What’s input is our predictions, `inp`, and what’s output is the loss, MSE.

A derivative tells us how one value changes with respect to another value. Take the simple equation y = mx + c. m and c are constants, whereas x is a variable. So the derivative will be with respect to x; that is, x will have the gradient.

In our formula for the MSE, our variable is our predictions which are stored in `inp`. Our MSE changes with respect to `inp`. Therefore, `inp` has the gradients.

Let me know if this makes sense!

1 Like

I’ve attempted to create a simple guide that explains how to derive and implement a backpropagation algorithm, by boiling down backpropagation to what it is in essence: a big chain rule equation.

The guide covers an example in a modular sort of fashion to make backpropagation easier to derive and implement, and also attempts to limit the amount of heavy notation and heavy words used.

You can read the guide here.

Do let me know of any comments, questions, suggestions, feedback, criticisms, or corrections!

3 Likes

@ForBo7 I just made an account to let you know that this went a LONG way to getting me unstuck on this. Thank you for taking the time to write this out!

1 Like

Wow! I appreciate the comment! It’s the best one I’ve received so far! I’m glad to know my guide helped you get a better grip on backpropagation! Hey guys,

I still have a question that bothers me regarding the calculation of the loss of a neural network.

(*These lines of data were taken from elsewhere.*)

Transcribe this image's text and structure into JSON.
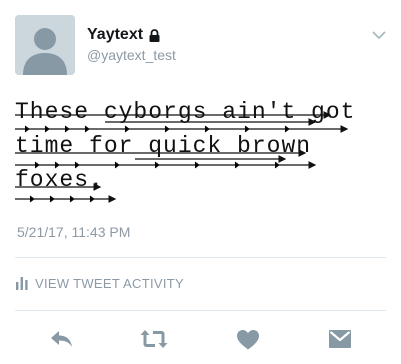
{
  "user": {
    "display_name": "Yaytext",
    "username": "@yaytext_test"
  },
  "tweet": {
    "lines": [
      "These cyborgs ain't got",
      "time for quick brown",
      "foxes."
    ],
    "timestamp": "5/21/17, 11:43 PM"
  },
  "activity": {
    "label": "VIEW TWEET ACTIVITY"
  },
  "icons": {
    "lock": "lock-icon",
    "caret": "chevron-down-icon",
    "activity": "bar-chart-icon",
    "reply": "reply-icon",
    "retweet": "retweet-icon",
    "like": "heart-icon",
    "message": "direct-message-icon"
  },
  "colors": {
    "icon_gray": "#8899a6",
    "text": "#14171a",
    "secondary": "#8c9aa6",
    "divider": "#e1e8ed"
  }
}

Assume we’d have a neural network like the MNIST one I’ve uploaded above (post # 53) that calculates an estimation for every vector x (representing the 784 pixel values of an MNIST image) inside the matrix X (that represents the sum of all 28x28 pixel images used for training). The result of that estimation / matrix multiplication can be called vector “a” and it will be stored in matrix A (although in the image in post # 53 I’ve confusingly have named the vector “y” instead of “a”).

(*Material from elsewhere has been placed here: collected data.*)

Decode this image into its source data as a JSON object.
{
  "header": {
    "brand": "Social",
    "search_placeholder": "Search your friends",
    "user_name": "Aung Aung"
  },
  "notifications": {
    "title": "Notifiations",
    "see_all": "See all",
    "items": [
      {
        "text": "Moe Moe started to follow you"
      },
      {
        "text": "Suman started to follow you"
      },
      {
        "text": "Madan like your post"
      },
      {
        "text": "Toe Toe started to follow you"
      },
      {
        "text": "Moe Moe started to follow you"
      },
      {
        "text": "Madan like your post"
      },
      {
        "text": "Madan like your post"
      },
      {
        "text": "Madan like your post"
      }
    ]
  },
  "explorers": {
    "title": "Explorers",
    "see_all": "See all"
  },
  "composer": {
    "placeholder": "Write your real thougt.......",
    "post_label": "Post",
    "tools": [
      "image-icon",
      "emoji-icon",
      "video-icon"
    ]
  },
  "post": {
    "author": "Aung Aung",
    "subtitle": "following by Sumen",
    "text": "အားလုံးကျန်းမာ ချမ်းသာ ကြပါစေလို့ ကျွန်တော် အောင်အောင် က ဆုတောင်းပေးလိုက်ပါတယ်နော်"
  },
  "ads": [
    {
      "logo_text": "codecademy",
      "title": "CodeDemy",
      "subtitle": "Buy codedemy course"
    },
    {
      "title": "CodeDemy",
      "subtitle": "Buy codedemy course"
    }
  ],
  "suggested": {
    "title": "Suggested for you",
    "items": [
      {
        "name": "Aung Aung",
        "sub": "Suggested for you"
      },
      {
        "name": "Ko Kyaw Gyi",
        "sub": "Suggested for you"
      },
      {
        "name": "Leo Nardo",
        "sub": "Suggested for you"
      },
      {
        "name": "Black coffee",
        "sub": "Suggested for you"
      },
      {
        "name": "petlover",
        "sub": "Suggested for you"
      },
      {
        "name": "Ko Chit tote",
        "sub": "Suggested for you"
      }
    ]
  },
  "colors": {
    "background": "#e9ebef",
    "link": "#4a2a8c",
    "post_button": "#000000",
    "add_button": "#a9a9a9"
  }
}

So now to calculate the MSE loss we’d have to use the loss formula:

Loss = ((Y - A)^2) / N
which can be rewritten like pointed out by @ForBo7 like this:

Loss = ((Y - A)^2) / N = ((Y - W*X)^2) / N

And now comes the question that bothers me:
To calculate the total loss: why can’t we subtract these vectors y and a ELEMENT wise?

@ForBo7 you’ve said that for a MSE loss the first three lines of Y would be
(4,
1,
0)
but why couldn’t it be

(0, 0, 0, 0, 4, 0, 0, 0, 0, 0
0, 1, 0, 0, 0, 0, 0, 0, 0, 0
0, 0, 0, 0, 0, 0, 0, 0, 0, 0) ?

I thought about this when I’ve looked at the neurons on the right side in the image in my post (post#53). Assuming their activations would produce a result that would sum up to the exact same numbers (4,1,0,…) but would be placed on a wrong position then the loss would be 0 although the model would have predicted the result totally wrong.

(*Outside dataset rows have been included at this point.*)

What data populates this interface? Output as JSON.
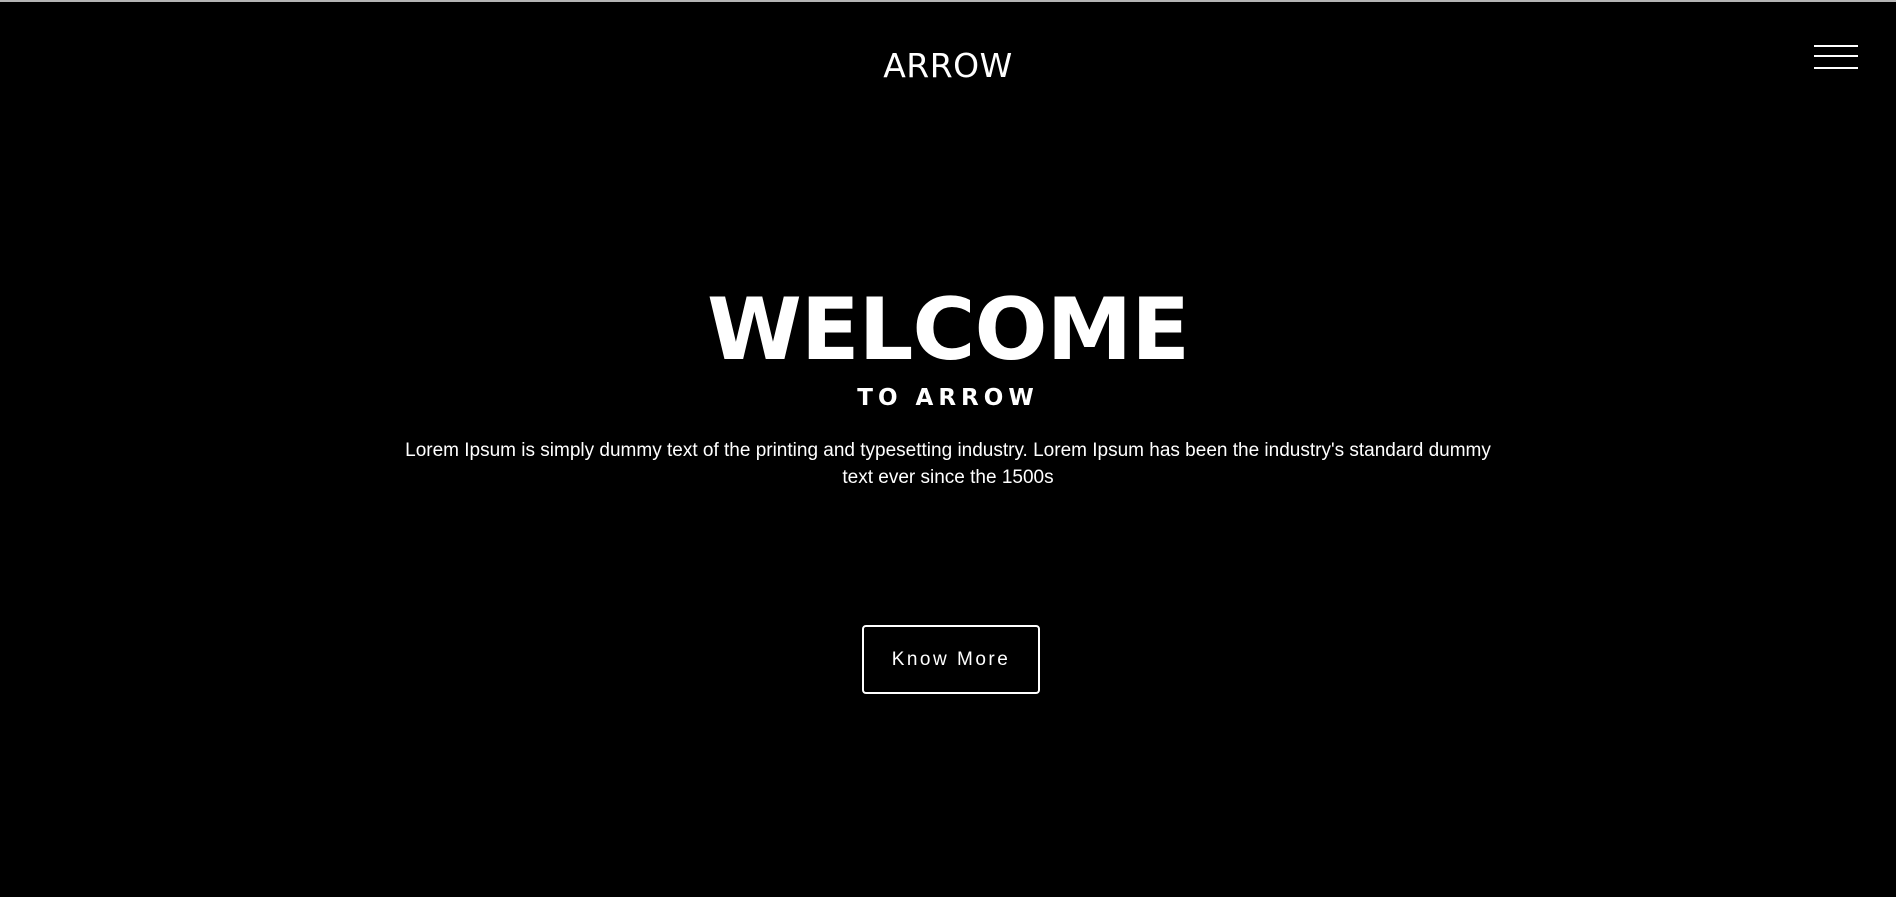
{
  "header": {
    "logo": "ARROW",
    "menu_icon": "hamburger-menu-icon"
  },
  "hero": {
    "title": "WELCOME",
    "subtitle": "TO ARROW",
    "text": "Lorem Ipsum is simply dummy text of the printing and typesetting industry. Lorem Ipsum has been the industry's standard dummy text ever since the 1500s",
    "button_label": "Know More"
  },
  "colors": {
    "background": "#000000",
    "foreground": "#ffffff"
  }
}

Speaking in numbers instead of words:
If A would be:
(4, 0, 0, 0, 0, 0, 0, 0, 0, 0 Σ = 4
0, 0, 0, 0, 1, 0, 0, 0, 0, 0 Σ = 1
0, 0, 0, 0, 0, 0, 0, 0, 0, 0 Σ = 0)

Then the loss L=(y-a)^2 would be 0 because the elements would sum up to the same value although being in the wrong place / in the wrong neurons.

Can someone explain to me why we sum the vectors up before computing the loss? How would that avoid the above issue?

And is there some more in depth explanation / literature / book that connects the different types of mathematical loss equations with the network architecture of the neurons in a neural network?